= Babos, Şenkaya =

Babos or Babosi (Georgian: ბაბოსი) is a former village in the historical Tao region, today in the Şenkaya district of Erzurum Province in Turkey. It is now a hamlet (mezra) of Çatalelma.

==History==

Tao, where the village of Babos or Babosi is located, was one of the regions that formed Georgia in the Middle Ages. Indeed, the Ottomans captured this region from the Georgians following the 1549 Georgian campaign.

Babos or Babosi was recorded as Babos (بابوس) in the Ottoman cebe defter of Çıldır Province (Çıldır Eyaleti) covering the period 1694-1732. According to this register, in 1136 AH (1723/1724), the village was affiliated with the Bardız district (nahiye) of the Oltu liva. Its yield was 6,000 akçe, and it was given to a man named Ismail.

The village of Babos, or Babosi, was ceded to Russia by the Ottoman Empire as part of the war reparations following the 1877-1878 Russo-Turkish War, as part of the Treaty of Berlin. In the 1886 Russian census, Babos (Бабосъ) was recorded as "Kışla" (Б—кишлa). At that time, Babos was one of 14 settlements in the Kaskanlı sub-district of the Oltu district (uchastok) of the Olti Okrug. Its population consisted of 51 people, 29 men and 22 women, living in nine households. The Kaskanlı were a Kurdish tribe, and the entire population of the sub-district was Kurdish.
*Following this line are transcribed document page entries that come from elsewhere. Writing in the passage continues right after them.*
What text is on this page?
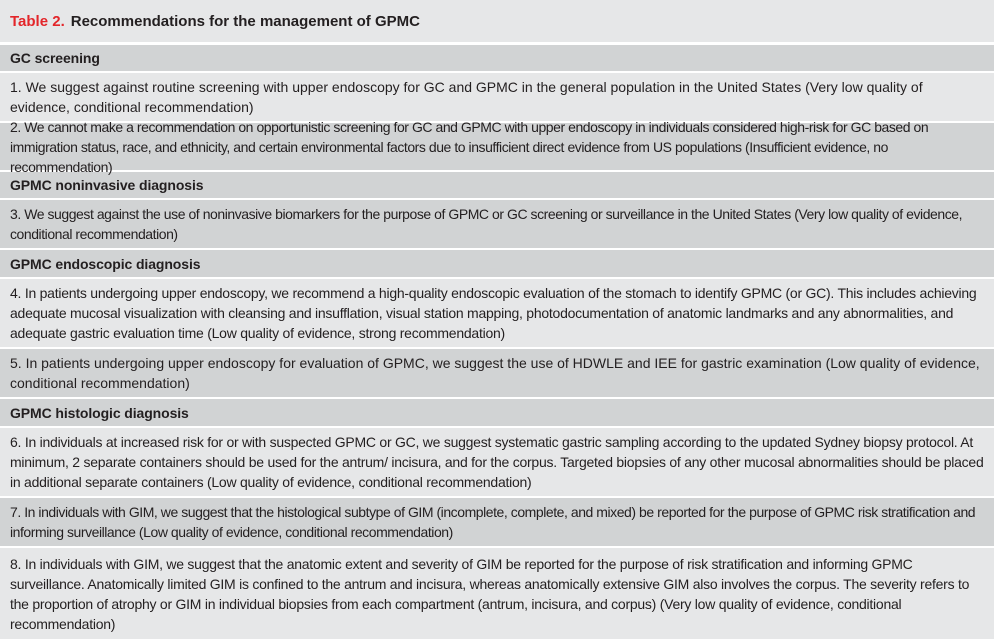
Table 2. Recommendations for the management of GPMC
GC screening
1. We suggest against routine screening with upper endoscopy for GC and GPMC in the general population in the United States (Very low quality of evidence, conditional recommendation)
2. We cannot make a recommendation on opportunistic screening for GC and GPMC with upper endoscopy in individuals considered high-risk for GC based on immigration status, race, and ethnicity, and certain environmental factors due to insufficient direct evidence from US populations (Insufficient evidence, no recommendation)
GPMC noninvasive diagnosis
3. We suggest against the use of noninvasive biomarkers for the purpose of GPMC or GC screening or surveillance in the United States (Very low quality of evidence, conditional recommendation)
GPMC endoscopic diagnosis
4. In patients undergoing upper endoscopy, we recommend a high-quality endoscopic evaluation of the stomach to identify GPMC (or GC). This includes achieving adequate mucosal visualization with cleansing and insufflation, visual station mapping, photodocumentation of anatomic landmarks and any abnormalities, and adequate gastric evaluation time (Low quality of evidence, strong recommendation)
5. In patients undergoing upper endoscopy for evaluation of GPMC, we suggest the use of HDWLE and IEE for gastric examination (Low quality of evidence, conditional recommendation)
GPMC histologic diagnosis
6. In individuals at increased risk for or with suspected GPMC or GC, we suggest systematic gastric sampling according to the updated Sydney biopsy protocol. At minimum, 2 separate containers should be used for the antrum/ incisura, and for the corpus. Targeted biopsies of any other mucosal abnormalities should be placed in additional separate containers (Low quality of evidence, conditional recommendation)
7. In individuals with GIM, we suggest that the histological subtype of GIM (incomplete, complete, and mixed) be reported for the purpose of GPMC risk stratification and informing surveillance (Low quality of evidence, conditional recommendation)
8. In individuals with GIM, we suggest that the anatomic extent and severity of GIM be reported for the purpose of risk stratification and informing GPMC surveillance. Anatomically limited GIM is confined to the antrum and incisura, whereas anatomically extensive GIM also involves the corpus. The severity refers to the proportion of atrophy or GIM in individual biopsies from each compartment (antrum, incisura, and corpus) (Very low quality of evidence, conditional recommendation)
Babosi, or Babos, is not listed as a village in censuses conducted after the founding of the Republic of Turkey. In fact, although the villages of Posik and Nusunk were mentioned in the Ottoman village list of 1928, Babos, located between these two villages, was not included as a village. The settlement, which is called "Babahan" today, is located in the forest area in the north of Çatalelma.